Friday, April 10, 2009

The Electric Kool Aid Acid Test


For the last couple of years I have been forcing myself to read novels that would be considered classic or required reading. So London, Camu, Louis Stevenson, Jean Paul Satre, Steinbeck have all been on my list that I am getting through faster than I thought. I’m able to get through maybe seven or eight novels a year. So last week I was at Borders and I can across Tom Wolfe’s, “The Electric Kool-Aid Acid Test”. I have always heard good things about it and it could be considered a classic. Newsweek even said “An American Classic that defined a generation”, on the back of the cover, so it must be true.
So I end up buying the book for about fifteen bucks. Its bout four hundred pages and I get through it in maybe four days. It’s a quick easy read but I don’t think I can recommend it.
The premise is essentially that of a group of middle class suburban kids move into San Francisco, circa 1962, and form a group called the Merry Pranksters. Their essential leader of this non hierarchal group is Ken Kesey, acid guru and author of the novel turned movie, One Flew Over the Cuckoos’ Nest. The “acid tests” are essentially a party thrown in some hall or warehouse where other like minded acid heads come to listen to the then up and coming Grateful Dead play and watch psychedelic inspired art films and trip out over strobe lights while drinking acid spiked kool-aid. Then group’s main focus is an all inclusive ceremony of sorts that brings people together to achieve the same goal or as the group’s remarks, “on the bus or off”. Meaning essentially you’re either on the same page or your not. There are some interesting ideas about improvisational art and the metaphysical concept of “living in the now” that I enjoyed reading.
What else is interesting is about the progression of the idea of using psychedelics to open doors in the mind. Kesey uses his group as a way to spread this idea but only as a smaller part of a bigger process of reaching a higher plain. His wishes are for people to used psychedelics to begin the process but must abandon them when they have accomplished it. If you do not, his understanding is that nothing else can be achieved. He uses the analogy of walking through an open door then walking back and walking through it again.

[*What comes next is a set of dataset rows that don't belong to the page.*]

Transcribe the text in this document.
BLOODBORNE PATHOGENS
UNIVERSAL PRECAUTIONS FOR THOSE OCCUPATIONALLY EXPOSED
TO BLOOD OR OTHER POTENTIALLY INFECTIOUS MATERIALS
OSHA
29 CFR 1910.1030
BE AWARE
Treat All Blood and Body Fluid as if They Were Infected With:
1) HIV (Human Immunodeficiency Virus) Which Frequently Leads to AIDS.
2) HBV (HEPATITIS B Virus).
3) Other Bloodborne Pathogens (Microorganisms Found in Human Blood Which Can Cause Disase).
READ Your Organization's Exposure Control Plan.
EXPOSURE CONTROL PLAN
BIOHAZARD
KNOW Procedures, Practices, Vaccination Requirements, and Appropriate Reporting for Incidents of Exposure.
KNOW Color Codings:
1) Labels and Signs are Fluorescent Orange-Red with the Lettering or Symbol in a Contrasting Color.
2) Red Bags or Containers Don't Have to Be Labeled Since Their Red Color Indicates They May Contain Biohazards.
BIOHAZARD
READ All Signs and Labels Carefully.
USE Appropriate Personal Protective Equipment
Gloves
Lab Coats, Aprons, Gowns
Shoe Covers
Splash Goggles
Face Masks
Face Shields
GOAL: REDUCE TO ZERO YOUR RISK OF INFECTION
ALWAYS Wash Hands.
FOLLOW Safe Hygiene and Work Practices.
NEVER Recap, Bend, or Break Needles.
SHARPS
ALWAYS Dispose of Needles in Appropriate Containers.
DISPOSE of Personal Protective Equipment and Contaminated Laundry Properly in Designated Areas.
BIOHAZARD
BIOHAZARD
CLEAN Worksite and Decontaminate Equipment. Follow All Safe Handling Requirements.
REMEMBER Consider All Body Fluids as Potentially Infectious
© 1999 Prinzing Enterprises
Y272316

On another note, we see a sense of generational subcultures meshed together. Throughout the Merry Pranksters gatherings we see many figures of the beat era including Cassady, Kerouac and Ginsberg. Although their methods are different it seems that generations are all after the same thing.
What I found frustrating with the book it the style Wolf uses to write. The best way that I can describe it is, he uses a sense of the improvisational lifestyle his nonfiction characters live. It can change from a traditional structure to a rap and then back again. I think it would have been better with a more objective point of view. Other than that the book is engaging and fun.